Sometimes trouble blows up out of a clear blue sky. That’s what happened to the White House yesterday.
Coming out of the Democratic Convention, despite an uninspiring speech, President Obama had a united party and a comfortable bounce. While the economy was no great shakes, the President’s stewardship of foreign affairs helped give his administration an air of competence and professionalism. At a time when war-weary and terror-wary Americans, buffeted by storms at home and upheavals abroad, want nothing more than a quiet life, “no drama” Obama was ready to campaign as a safe and experienced steward of the national interest against a gaffe-prone challenger.
But that was before 9/11/12, the day the roof fell in. The Chicago teacher strike raised doubts about the President’s domestic leadership, the publication of Bob Woodward’s new book raised questions about his economic management and political skills, and 11 years to the day after the 9/11 attack, radical America-hating Islamists stormed the U.S. embassies in Cairo and Benghazi, assassinated the U.S. ambassador to Libya and three others even as U.S. and Israeli relations sank to another low point.
“No drama” Obama is in it now: his ex-chief of staff is locked in a high profile cage fight with one of the most important unions and donors in the Democratic stable in his home town; his humanitarian intervention in Libya has created yet another bloody Middle East imbroglio for the United States; his efforts to reconcile the U.S. and moderate Islamism—in part by distancing the U.S. from Israel—have angered Israel without reducing Islamist bitterness against the United States.
And in the middle of all this, a misguided U.S. embassy employee in Egypt issued a groveling “apology tweet” condemning a privately made film whose unflattering portrayal of the Prophet of Islam was stoking mob violence.
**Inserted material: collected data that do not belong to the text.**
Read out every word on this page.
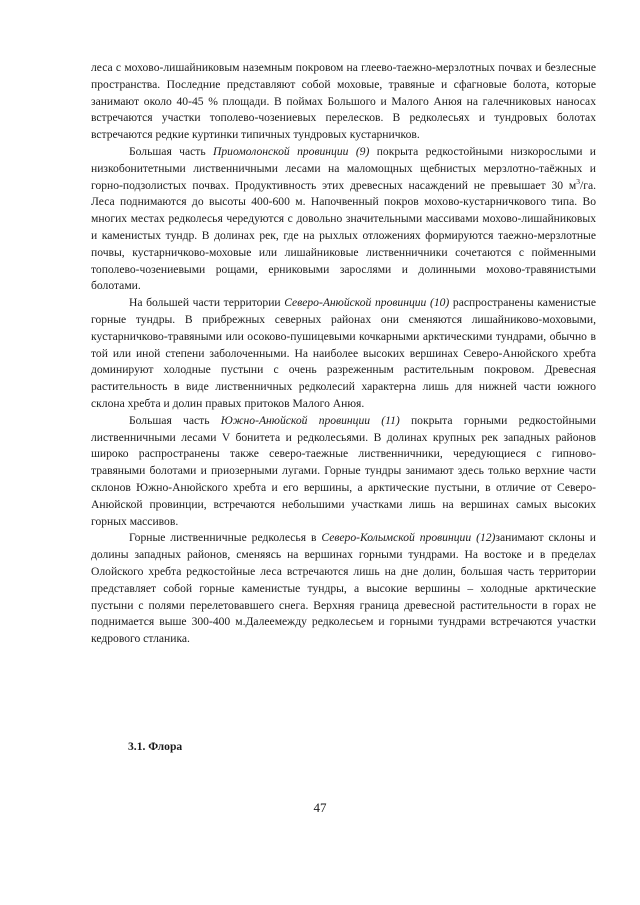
леса с мохово-лишайниковым наземным покровом на глеево-таежно-мерзлотных почвах и безлесные пространства. Последние представляют собой моховые, травяные и сфагновые болота, которые занимают около 40-45 % площади. В поймах Большого и Малого Анюя на галечниковых наносах встречаются участки тополево-чозениевых перелесков. В редколесьях и тундровых болотах встречаются редкие куртинки типичных тундровых кустарничков.

Большая часть Приомолонской провинции (9) покрыта редкостойными низкорослыми и низкобонитетными лиственничными лесами на маломощных щебнистых мерзлотно-таёжных и горно-подзолистых почвах. Продуктивность этих древесных насаждений не превышает 30 $м^3/га$. Леса поднимаются до высоты 400-600 м. Напочвенный покров мохово-кустарничкового типа. Во многих местах редколесья чередуются с довольно значительными массивами мохово-лишайниковых и каменистых тундр. В долинах рек, где на рыхлых отложениях формируются таежно-мерзлотные почвы, кустарничково-моховые или лишайниковые лиственничники сочетаются с пойменными тополево-чозениевыми рощами, ерниковыми зарослями и долинными мохово-травянистыми болотами.

На большей части территории Северо-Анюйской провинции (10) распространены каменистые горные тундры. В прибрежных северных районах они сменяются лишайниково-моховыми, кустарничково-травяными или осоково-пушицевыми кочкарными арктическими тундрами, обычно в той или иной степени заболоченными. На наиболее высоких вершинах Северо-Анюйского хребта доминируют холодные пустыни с очень разреженным растительным покровом. Древесная растительность в виде лиственничных редколесий характерна лишь для нижней части южного склона хребта и долин правых притоков Малого Анюя.

Большая часть Южно-Анюйской провинции (11) покрыта горными редкостойными лиственничными лесами V бонитета и редколесьями. В долинах крупных рек западных районов широко распространены также северо-таежные лиственничники, чередующиеся с гипново-травяными болотами и приозерными лугами. Горные тундры занимают здесь только верхние части склонов Южно-Анюйского хребта и его вершины, а арктические пустыни, в отличие от Северо-Анюйской провинции, встречаются небольшими участками лишь на вершинах самых высоких горных массивов.

Горные лиственничные редколесья в Северо-Колымской провинции (12)занимают склоны и долины западных районов, сменяясь на вершинах горными тундрами. На востоке и в пределах Олойского хребта редкостойные леса встречаются лишь на дне долин, большая часть территории представляет собой горные каменистые тундры, а высокие вершины – холодные арктические пустыни с полями перелетовавшего снега. Верхняя граница древесной растительности в горах не поднимается выше 300-400 м.Далеемежду редколесьем и горными тундрами встречаются участки кедрового стланика.

3.1. Флора
47
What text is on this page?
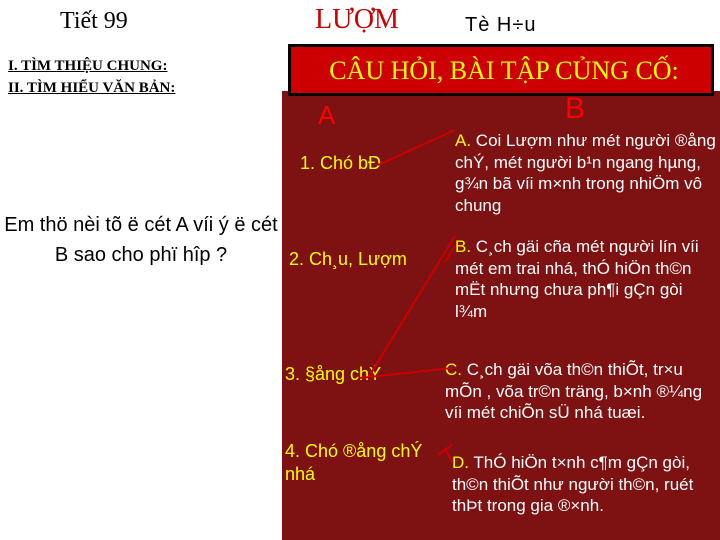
Tiết 99	LƯỢM	Tè H÷u

I. TÌM THIỆU CHUNG:

II. TÌM HIỂU VĂN BẢN:

Em thö nèi tõ ë cét A víi ý ë cét B sao cho phï hîp ?

CÂU HỎI, BÀI TẬP CỦNG CỐ:

A	B

1. Chó bÐ

2. Ch¸u, Lượm

3. §ång chÝ

4. Chó ®ång chÝ nhá

A. Coi Lượm như mét người ®ång chÝ, mét người b¹n ngang hµng, g¾n bã víi m×nh trong nhiÖm vô chung

B. C¸ch gäi cña mét người lín víi mét em trai nhá, thÓ hiÖn th©n mËt nhưng chưa ph¶i gÇn gòi l¾m

C. C¸ch gäi võa th©n thiÕt, tr×u mÕn , võa tr©n träng, b×nh ®¼ng víi mét chiÕn sÜ nhá tuæi.

D. ThÓ hiÖn t×nh c¶m gÇn gòi, th©n thiÕt như người th©n, ruét thÞt trong gia ®×nh.
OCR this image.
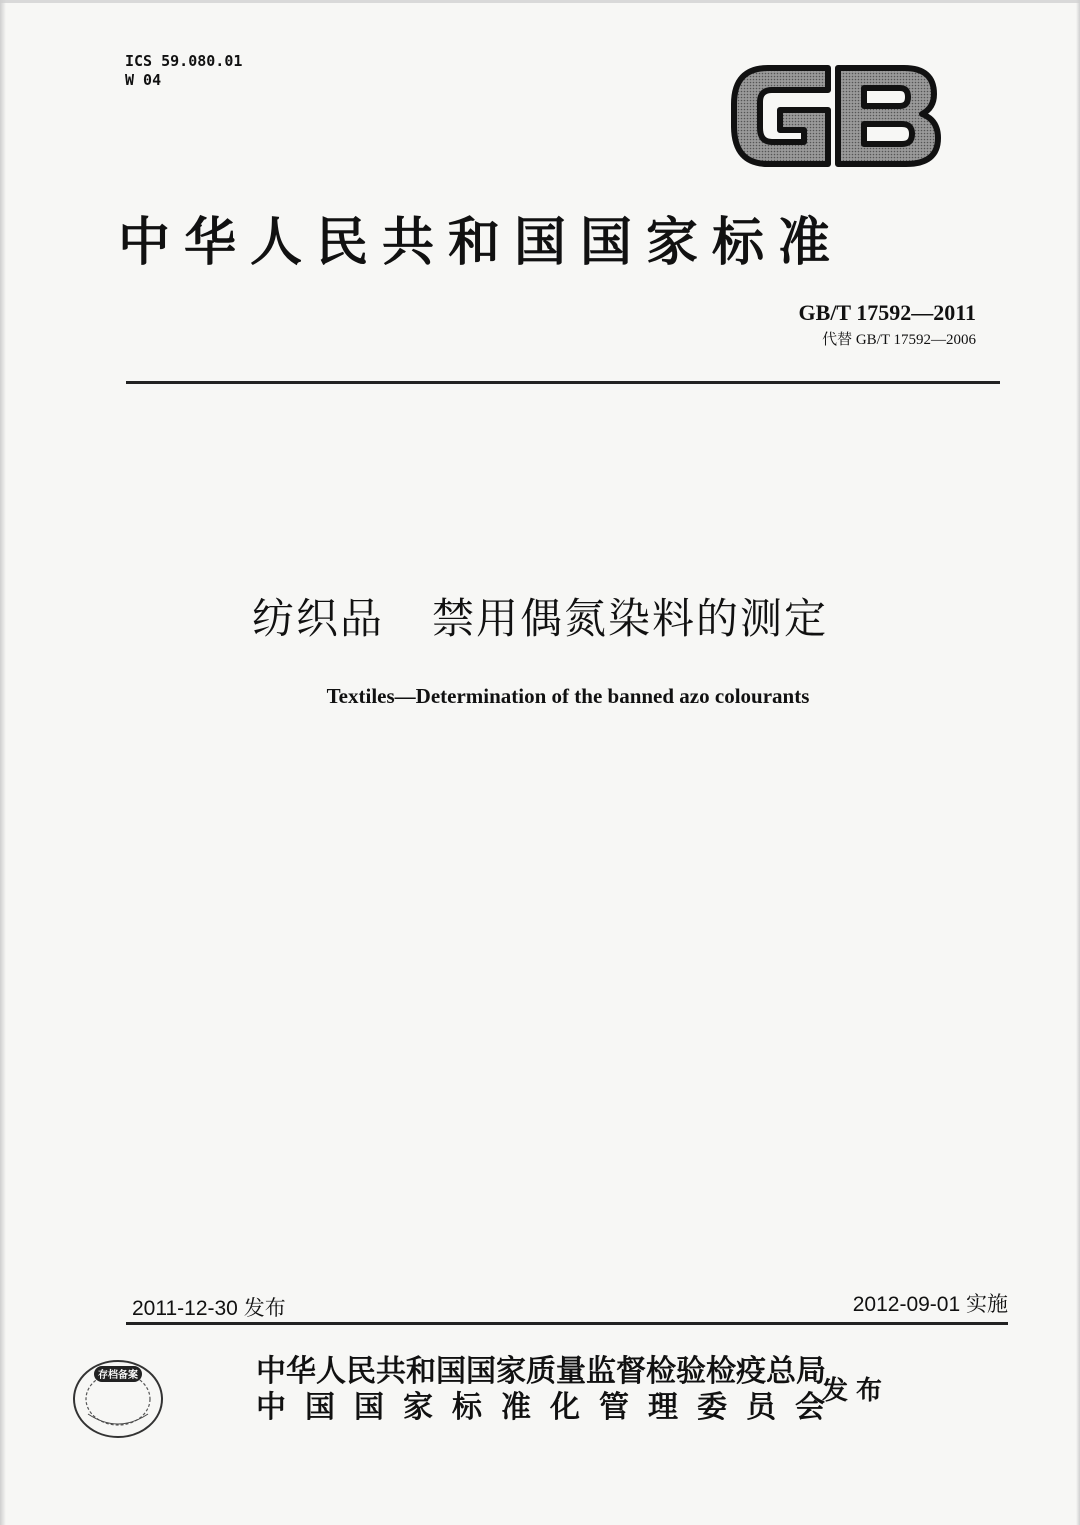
ICS 59.080.01
W 04
中华人民共和国国家标准
GB/T 17592—2011
代替 GB/T 17592—2006
纺织品 禁用偶氮染料的测定
Textiles—Determination of the banned azo colourants
2011-12-30 发布	2012-09-01 实施
存档备案	中华人民共和国国家质量监督检验检疫总局
中国国家标准化管理委员会
发布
Even as pictures of the U.S. flag being torn down at the Cairo embassy flashed across the world, Secretary Clinton was disavowing the ill-conceived tweet—and critics were jumping on the incident as a sign of confusion and appeasement in the administration’s approach to Middle East radicalism.
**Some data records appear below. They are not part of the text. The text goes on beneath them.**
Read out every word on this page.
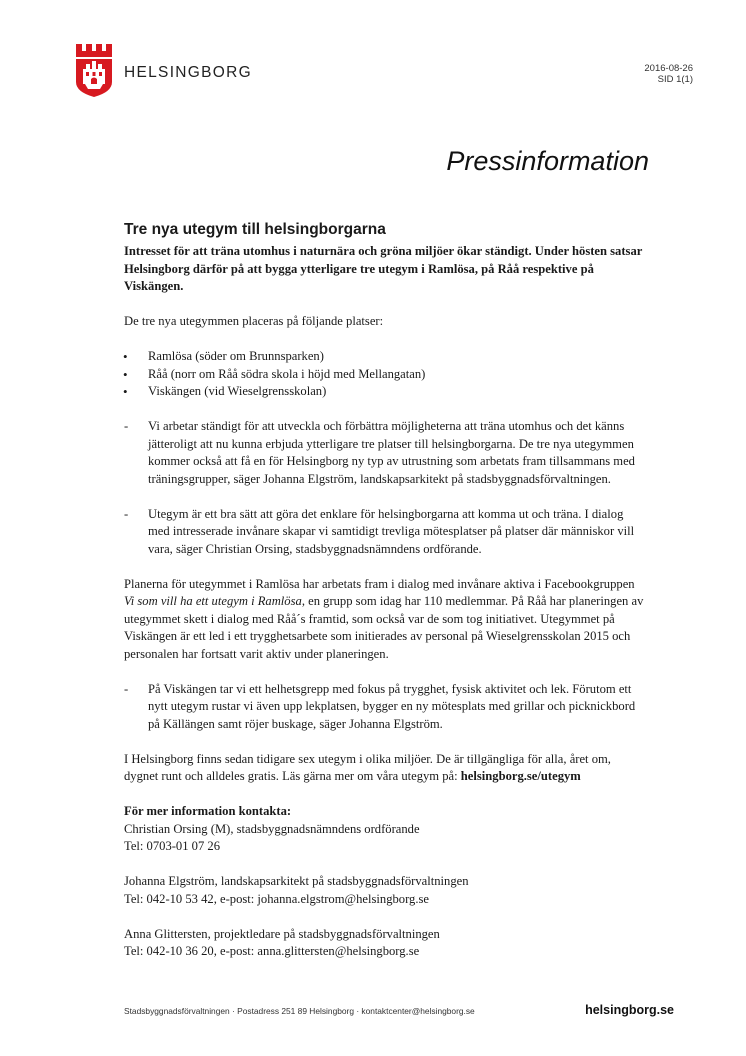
HELSINGBORG	2016-08-26
SID 1(1)
Pressinformation
Tre nya utegym till helsingborgarna

Intresset för att träna utomhus i naturnära och gröna miljöer ökar ständigt. Under hösten satsar Helsingborg därför på att bygga ytterligare tre utegym i Ramlösa, på Råå respektive på Viskängen.

De tre nya utegymmen placeras på följande platser:

• Ramlösa (söder om Brunnsparken)
• Råå (norr om Råå södra skola i höjd med Mellangatan)
• Viskängen (vid Wieselgrensskolan)
- Vi arbetar ständigt för att utveckla och förbättra möjligheterna att träna utomhus och det känns jätteroligt att nu kunna erbjuda ytterligare tre platser till helsingborgarna. De tre nya utegymmen kommer också att få en för Helsingborg ny typ av utrustning som arbetats fram tillsammans med träningsgrupper, säger Johanna Elgström, landskapsarkitekt på stadsbyggnadsförvaltningen.
- Utegym är ett bra sätt att göra det enklare för helsingborgarna att komma ut och träna. I dialog med intresserade invånare skapar vi samtidigt trevliga mötesplatser på platser där människor vill vara, säger Christian Orsing, stadsbyggnadsnämndens ordförande.

Planerna för utegymmet i Ramlösa har arbetats fram i dialog med invånare aktiva i Facebookgruppen Vi som vill ha ett utegym i Ramlösa, en grupp som idag har 110 medlemmar. På Råå har planeringen av utegymmet skett i dialog med Rååˊs framtid, som också var de som tog initiativet. Utegymmet på Viskängen är ett led i ett trygghetsarbete som initierades av personal på Wieselgrensskolan 2015 och personalen har fortsatt varit aktiv under planeringen.

- På Viskängen tar vi ett helhetsgrepp med fokus på trygghet, fysisk aktivitet och lek. Förutom ett nytt utegym rustar vi även upp lekplatsen, bygger en ny mötesplats med grillar och picknickbord på Källängen samt röjer buskage, säger Johanna Elgström.

I Helsingborg finns sedan tidigare sex utegym i olika miljöer. De är tillgängliga för alla, året om, dygnet runt och alldeles gratis. Läs gärna mer om våra utegym på: helsingborg.se/utegym

För mer information kontakta:

Christian Orsing (M), stadsbyggnadsnämndens ordförande
Tel: 0703-01 07 26
Johanna Elgström, landskapsarkitekt på stadsbyggnadsförvaltningen
Tel: 042-10 53 42, e-post: johanna.elgstrom@helsingborg.se
Anna Glittersten, projektledare på stadsbyggnadsförvaltningen
Tel: 042-10 36 20, e-post: anna.glittersten@helsingborg.se
Stadsbyggnadsförvaltningen · Postadress 251 89 Helsingborg · kontaktcenter@helsingborg.se	helsingborg.se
The Middle East mess calls President Obama’s policy of engagement with democratic forces in the region (much more similar to his predecessor’s approach than either President Obama or anybody else is willing to acknowledge) into question. The events in Libya and Egypt—combined with the bloody chaos in Syria—make Americans more eager to wash their hands of this tormented region. They don’t want to bomb, they don’t want to build; they want to get out. Getting out of Iraq was popular; getting in to Libya was not—and going in to Syria looks, politically, about as smart as sticking your hand into a wood chipper.
The politics of this are at one level quite tricky for Republicans. It is not as if there was some magically effective Middle Eastern policy that the Obama administration is obstinately refusing to employ. Many American voters are likely to support whichever candidate they think will be less likely to get the country more deeply embroiled in the Middle East. “Apology tours” are unpopular, but after eleven years of unsatisfactory results, so are wars. Denouncing President Obama for insufficient hawkishness will stir some people up, but it may quietly reinforce the determination of many others to keep executive power out of the hands of a party which looks to be just a little bit too quick on the draw.
The order and competence dimension of a presidential election should not be underestimated. Voters generally don’t want presidents who drive the U.S. government like it was a Ferrari. They want a comfortable, safe ride; their kids are in the back seat of the car. Yesterday’s events damage President Obama because they call into question the story the campaign wants to tell—that President Obama is a calm and laid-back, though ultimately decisive person who brings order to a dangerous world and can be trusted with the car keys. But if Republicans respond by looking wild eyed and excitable (remember John McCain’s response to the financial crisis in 2008?), bad times will actually rally people to stick with the devil they know.
Yesterday rocked President Obama’s world and gave Governor Romney’s campaign some new openings. But one day in a long campaign is just one day. We still don’t know how these events will reverberate across the Middle East or how the U.S. response will develop. In some ways, trouble overseas distracts attention from the White House’s current domestic problems—the Woodward book and the Chicago strike. And the President can thank his stars that the German Constitutional Court decided not to plunge the world economy into crisis this morning and allowed the German government to complete the ratification of the most recent European bailout agreements.
As the dust settles, there will be more to say — about the politics of Egypt, the chaos in Libya, the President’s leadership, the strike in Chicago, the nature of blasphemy, the pitfalls of public diplomacy in the age of social media, the Israeli-Iranian confrontation and the state of the campaign. And there will be time to remind readers again about the courage and patriotism of so many American diplomats around the world like Christopher Stevens, the ambassador we are mourning today. But yesterday’s events should remind us that all the models and all the “laws” of politics that political scientists labor to uncover are really just rules of thumb and probability calculations. Presidential elections are driven by events as well as by “forces”, and many of the most important events are inherently unpredictable until, quite suddenly, they occur.
November is still a very long way off, and the world remains a radically unpredictable place.